Ingredients
Scale
- 3 cups (about 400g) whole almonds (I recommend roasted and lightly salted)
- optional as needed: 2 teaspoons avocado oil, light olive oil, or melted coconut oil
Instructions
- Begin by placing whole almonds into a food processor with at least 750-watt power.
- Pulse the almonds until they turn from whole to a coarse meal, then crumbly, then finely ground, and finally, smooth. Remember to pause every couple of minutes to scrape down the bowl and allow the motor to rest.
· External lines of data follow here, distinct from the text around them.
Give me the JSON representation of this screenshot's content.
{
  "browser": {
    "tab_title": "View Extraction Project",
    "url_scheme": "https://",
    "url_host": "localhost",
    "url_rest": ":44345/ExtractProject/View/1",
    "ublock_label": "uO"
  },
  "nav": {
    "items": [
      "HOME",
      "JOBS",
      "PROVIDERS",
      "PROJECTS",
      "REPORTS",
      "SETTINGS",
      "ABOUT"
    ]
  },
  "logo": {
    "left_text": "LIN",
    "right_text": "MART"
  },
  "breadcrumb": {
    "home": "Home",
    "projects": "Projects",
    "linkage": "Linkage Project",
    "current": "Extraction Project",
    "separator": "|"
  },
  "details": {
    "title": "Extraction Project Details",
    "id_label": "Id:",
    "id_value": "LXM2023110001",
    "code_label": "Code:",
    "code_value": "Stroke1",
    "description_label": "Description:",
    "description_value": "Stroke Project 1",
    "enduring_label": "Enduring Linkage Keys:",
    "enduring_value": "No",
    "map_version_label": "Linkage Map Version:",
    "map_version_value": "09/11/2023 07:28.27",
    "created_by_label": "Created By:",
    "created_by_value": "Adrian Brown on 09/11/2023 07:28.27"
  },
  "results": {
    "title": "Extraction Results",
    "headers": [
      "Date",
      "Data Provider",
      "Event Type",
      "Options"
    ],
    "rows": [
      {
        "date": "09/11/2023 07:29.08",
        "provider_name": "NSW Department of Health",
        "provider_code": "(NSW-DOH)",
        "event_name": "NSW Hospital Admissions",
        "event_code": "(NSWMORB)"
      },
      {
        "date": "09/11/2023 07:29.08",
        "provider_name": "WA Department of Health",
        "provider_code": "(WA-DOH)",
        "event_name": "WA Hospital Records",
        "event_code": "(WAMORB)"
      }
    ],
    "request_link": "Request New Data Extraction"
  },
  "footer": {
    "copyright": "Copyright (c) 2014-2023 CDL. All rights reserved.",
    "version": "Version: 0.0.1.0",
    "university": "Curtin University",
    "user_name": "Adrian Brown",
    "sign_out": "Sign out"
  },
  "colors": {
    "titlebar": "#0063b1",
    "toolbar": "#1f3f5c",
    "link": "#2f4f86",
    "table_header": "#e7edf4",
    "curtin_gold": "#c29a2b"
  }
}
This process will take about 10–15 minutes, or longer depending on your food processor's strength.
- If the almonds aren't blending well, add up to 2 teaspoons of your chosen oil and continue processing until smooth.
- Once smooth, transfer the almond butter to a jar or container and leave it uncovered for at least 1 hour to cool before sealing it. Store in the refrigerator for up to 1 month.
Notes
Make sure your food processor is powerful enough, as this recipe requires a good motor.
Feel free to experiment with flavored oils for different tastes.
For a sweeter touch, consider adding honey or maple syrup after blending.
Nutrition
- Serving Size: 2 tbsp
- Calories: 200
- Sugar: 1g
- Sodium: 0mg
- Fat: 18g
- Saturated Fat: 1g
- Unsaturated Fat: 16g
- Trans Fat: 0g
- Carbohydrates: 7g
- Fiber: 4g
- Protein: 7g
- Cholesterol: 0mg
Nutritional information is an estimate. The nutritional values for your final dish may vary based on measuring differences and products used.